While global alliances like CSC and the efforts of local grassroots community organizations and non-government bodies attempted to improve the lives of these children, the present reality is that the Covid-19 pandemic has suddenly and severely deteriorated their condition. The need for rebuilding much more resilient societies and frameworks that protect and empower them could not be more vital than it is now. We must take urgent steps to better protect children in the coming months and years. A coordinated, consolidated effort is required for this and all segments of the society must be part of the recovery process. This is particularly important for children in street situations. We cannot and must not leave them behind and must ensure that all children are being counted and included in our visions of the future.
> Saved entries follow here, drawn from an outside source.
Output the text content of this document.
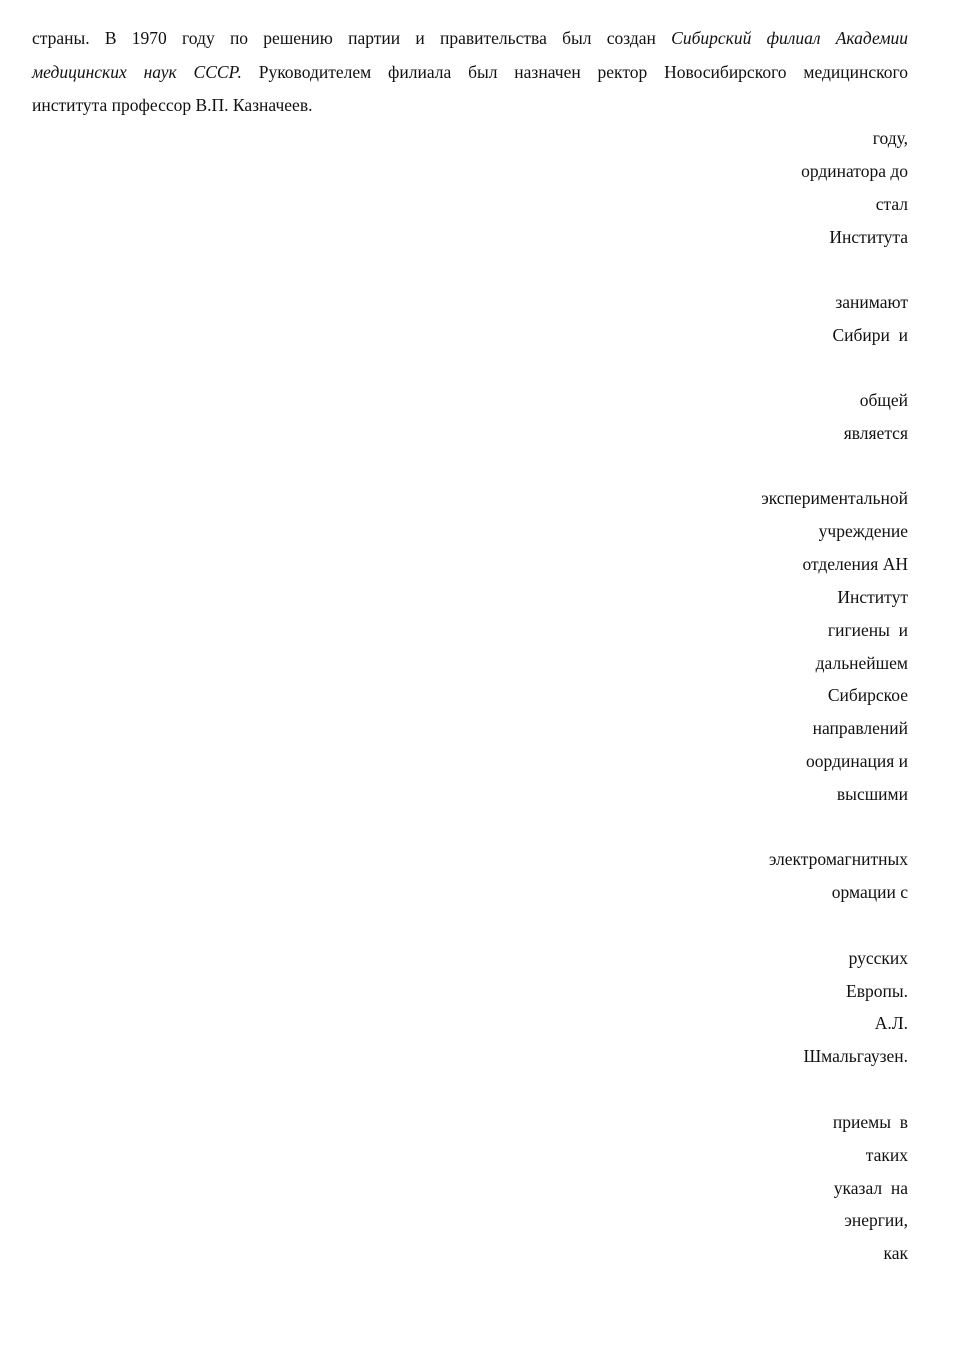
страны. В 1970 году по решению партии и правительства был создан Сибирский филиал Академии
медицинских наук СССР. Руководителем филиала был назначен ректор Новосибирского медицинского
института профессор В.П. Казначеев.

году,
ординатора до
стал
Института
занимают
Сибири  и
общей
является
экспериментальной
учреждение
отделения АН
Институт
гигиены  и
дальнейшем
Сибирское
направлений
оординация и
высшими
электромагнитных
ормации с
русских
Европы.
А.Л.
Шмальгаузен.
приемы  в
таких
указал  на
энергии,
как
In other words, we must have policies and laws that ensure that street-connected children are guaranteed the same rights as every other child, so that they can live with dignity, safety, and security. The pandemic threatens to set back the realisation of the United Nation’s Sustainable Development Goals (SDGs), which go to the heart of children’s rights, their well-being, and their development. We must act urgently to avoid this. As responsible citizens, we can identify the NGOs in our area working with these children and provide help in kind or cash as we see fit, guide them and participate in their outreach activities. In the meantime, we also need to put pressure on our governments and policy makers to implement the general comment related to street-connected children in more countries. The Consortium for Street Children, with generous funding from Abbvie, has been providing crucial support to street-connected children and has helped them access the services, information, and legal protection they need throughout the pandemic. It has provided safe shelters, access to safe food, water, and information on how to stay safe from the virus when the street is the home. Its member partners have collaborated with local governments to come up with innovative strategies to provide basic healthcare facilities, hospital care, essential medicines, and mental health counselling to street-connected children during the outbreak of the pandemic.
In India, Abbvie has partnered with CHETNA along with two other organisations and provided relief packages including dry food, health/hygiene kits, and basic supplies to 750 families of street-connected children who have been hardest hit by the lockdowns or are at the highest risk from Covid-19. These relief packages are making a difference on the ground as each package can sustain a family of six for two weeks. CHETNA has also provided educational support and materials to 300 children for remote home learning.
While international networks like the Consortium for Street Children and NGOs like CHETNA are making a tangible difference, the time has now come for each one of us to contribute in our spheres of influence to improve the quality of life of street-connected children who continue to be one of the most vulnerable sections of the society.
(The writer is the Co-founder of Consortium for Street Children and The DSC Prize for South Asian Literature. The views expressed are personal.)